Arms and the Dudes (Simon and Schuster, 2015) is a case in point. Its subtitle, "How Three Stoners from Miami Beach Became the Most Unlikely Gunrunners in History," promises an outrageous, stranger-than-fiction romp, and the book doesn't disappoint. Expanded from Lawson's 2011 National Magazine Award-nominated Rolling Stone feature, Arms and the Dudes follows the jaw-dropping misadventures of three "wake and bake" stoners, former yeshiva boys barely out of their teens, who won a $300 million dollar Defense Department contract to supply guns and ammunition to the Afghan military.

"The dudes are the personification of the adolescence of American foreign policy: young, naive, and in way over their heads," Lawson says.

He first encountered them in a front-page New York Times article on March 28, 2008. C. J. Chivers reported the Pentagon's bust of Efraim Diveroli, David Packouz, and Alex Podrizki for fulfilling their defense contract with illegally repackaged Chinese ammunition that had been stored for decades in Albanian mountain caves.
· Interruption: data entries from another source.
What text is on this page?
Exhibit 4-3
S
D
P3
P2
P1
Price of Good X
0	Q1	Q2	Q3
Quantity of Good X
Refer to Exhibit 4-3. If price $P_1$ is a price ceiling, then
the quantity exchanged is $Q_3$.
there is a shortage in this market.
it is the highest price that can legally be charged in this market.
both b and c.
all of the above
It was a great story: These cocky young guys had tried to game the system, and they'd been caught. But Lawson wondered why they'd been hired in the first place. As he researched, he realized that the dudes and other small-timers were middlemen and eventual fall guys for a shadowy linkage between the Pentagon and illegal arms dealers. The Times story, in essence, had mistaken the puppets for puppeteers.

click to enlarge The XY Files: Guy Lawson and the Dudes
Franco Vogt

Could this be the reason the newspaper of record has not yet reviewed Arms and the Dudes, although it ran reviews of Lawson's first two books, The Brotherhoods: The True Story of Two Cops Who Murdered for the Mafia (Scribner, 2006; with William Oldham) and Octopus: Sam Israel, the Secret Market, and Wall Street's Wildest Con (Crown, 2012), not to mention that Octopus made the Times' bestseller list and an A-list movie of Arms and the Dudes will open in March 2016?

"Call and ask them," says Lawson. "I'd love to hear what they say."

The Times has not blackballed him; Lawson is currently writing a feature for the Sunday Magazine. But the omission is striking, especially to a journalist whose stock in trade is skepticism about the official version of anything. In sequential books, he's examined corruption and greed in the NYPD, Wall Street, and the Pentagon, limning "a 21st-century collapse of American institutions."

Lawson was born in Canada to expatriate parents from Australia and New Zealand. "My father was deeply anti-American,' he recalls. "I grew up drinking soda in cups that said 'Nixon Drinks Canada Dry.'"

After his partents divorced, Lawson lived with his mother until she remarried; as a teenager, he moved to Australia to rejoin his father, a one-time journalist and political speechwriter who wrote topical songs in the Tom Lehrer vein. "My father didn't succeed," Lawson says bluntly. "A lot of my animation and ambition comes from that realization."